Blunt takeaway: If a company tells people “no planning needed because it’s temporary” while the system is fixed and pushes the boundary over the limit, that’s not something you should rely on.
What are the UK limits? (keep it straightforward)
For England, Planning Portal summarises it like this:
- 1.0m max if it’s next to a highway used by vehicles (or the footpath of such a highway)
- 2.0m max elsewhere
- Measured from ground level
(Planning Portal).
And the legal hook is the GPDO Class A (“gates, fences, walls etc”), covering a “gate, fence, wall or other means of enclosure.” (legislation.gov.uk).
(Scotland/Wales/NI are different systems.
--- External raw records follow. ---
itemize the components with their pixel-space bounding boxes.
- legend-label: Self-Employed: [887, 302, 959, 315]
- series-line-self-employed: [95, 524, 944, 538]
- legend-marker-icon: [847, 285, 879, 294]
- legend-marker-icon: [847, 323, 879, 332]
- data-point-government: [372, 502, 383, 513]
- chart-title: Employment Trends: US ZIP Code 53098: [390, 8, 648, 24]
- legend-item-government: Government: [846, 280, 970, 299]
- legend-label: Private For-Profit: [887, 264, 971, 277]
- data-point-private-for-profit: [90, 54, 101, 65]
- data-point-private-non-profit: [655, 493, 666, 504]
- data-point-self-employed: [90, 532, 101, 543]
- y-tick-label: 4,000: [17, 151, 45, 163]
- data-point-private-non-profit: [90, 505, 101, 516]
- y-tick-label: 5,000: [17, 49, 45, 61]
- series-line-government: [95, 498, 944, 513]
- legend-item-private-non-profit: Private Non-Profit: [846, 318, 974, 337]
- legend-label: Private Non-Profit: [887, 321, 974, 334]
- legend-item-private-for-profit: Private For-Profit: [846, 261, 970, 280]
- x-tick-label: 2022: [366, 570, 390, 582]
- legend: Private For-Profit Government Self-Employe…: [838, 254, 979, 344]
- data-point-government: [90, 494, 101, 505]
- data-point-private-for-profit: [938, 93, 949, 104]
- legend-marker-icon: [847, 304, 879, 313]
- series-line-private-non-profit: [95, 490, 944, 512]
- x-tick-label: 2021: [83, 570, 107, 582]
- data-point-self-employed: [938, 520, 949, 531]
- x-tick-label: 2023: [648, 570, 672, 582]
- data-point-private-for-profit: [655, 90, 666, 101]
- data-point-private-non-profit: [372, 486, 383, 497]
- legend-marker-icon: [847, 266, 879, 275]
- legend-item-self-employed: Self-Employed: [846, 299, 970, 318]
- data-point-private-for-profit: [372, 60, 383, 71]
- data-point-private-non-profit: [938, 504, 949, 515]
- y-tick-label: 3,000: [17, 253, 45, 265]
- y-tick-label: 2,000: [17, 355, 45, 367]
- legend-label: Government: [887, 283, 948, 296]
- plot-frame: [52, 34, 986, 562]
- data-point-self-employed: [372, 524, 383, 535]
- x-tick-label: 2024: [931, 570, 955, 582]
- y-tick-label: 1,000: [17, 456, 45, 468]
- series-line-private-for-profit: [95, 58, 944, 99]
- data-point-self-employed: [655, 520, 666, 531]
Don’t assume England wording applies word-for-word.)
What happens if you don’t get planning permission?
Typical chain: complaint → council investigates → you may be required to fix it.
What matters in practice:
- Councils can take enforcement action if they think it’s expedient.
- If an enforcement notice is served and you don’t comply (and there’s no appeal running), it’s an offence.
(GOV.UK enforcement guidance).
Real consequence: you can end up paying twice — install costs, then cutting it down / reworking it / removing it.
How to pick a system for your back garden
This is how to avoid stepping into planning trouble by accident:
- Measure properly (don’t guess)
- Measure fence height from ground level at multiple points (slopes matter).
- Identify any boundary that’s “next to a highway / footpath” (the 1.0m zone). (Planning Portal).
- Decide: stay compliant or plan to apply
- If you can keep the overall boundary at or under 2.0m (or 1.0m where relevant), do it.
- If your design needs over those limits, assume you’ll need permission.
-
Prefer “inward overhang” over “just make it taller”
A good cat fence works by making the top awkward to climb and impossible to vault, not by turning your garden into a 2.4m perimeter. -
Be honest about fixings
If you’re screwing/drilling into posts, treat it as a proper alteration (and get landlord/freeholder permission if you rent/leasehold).
Best cat fence options (with planning in mind)
1) Fence-top systems designed to work around the 2.0m limit
Best for: most typical UK gardens.
Why: containment via an inward overhang, not extreme height.
- Safe Whiskers Cat Fence: fixed install (screw into timber posts / drill concrete posts + plugs). (Safe Whiskers product page).
2) Roller/rotating toppers (minimal added height)
Best for: when your fence is already close to 2.0m and you want the smallest possible “height penalty.”
Watch-out: measure — “small” can still push you over.
3) Catios / enclosed runs
Best for: renters or shared boundary drama.
Why: doesn’t extend the boundary fence height (though very large structures can still have their own planning considerations).
4) Very tall perimeter systems (2.2m+)
Best for: only if you’re willing to do planning properly.
Planning reality: if it’s fixed and over the limit, don’t buy the “temporary” line. (Planning Portal).
FAQs
Does a cat fence extension count as fence height?
If it increases the boundary’s “means of enclosure”, assume yes. That’s the wording used in permitted development. (legislation.gov.uk).
Is “temporary” a valid excuse if it’s screwed into the fence?
No sensible person should rely on that. Physical attachment + intended ongoing use works against the “temporary” argument. (Planning Inspectorate appeal PDF).
What if my fence is already over 2m?
Planning Portal flags that if an existing fence already exceeds the limit, you can’t just increase it further under permitted development. (Planning Portal).
What if I install first and ask later?
You might be invited to submit something retrospectively, but enforcement is still on the table, and non-compliance with a notice is an offence. (GOV.UK enforcement guidance).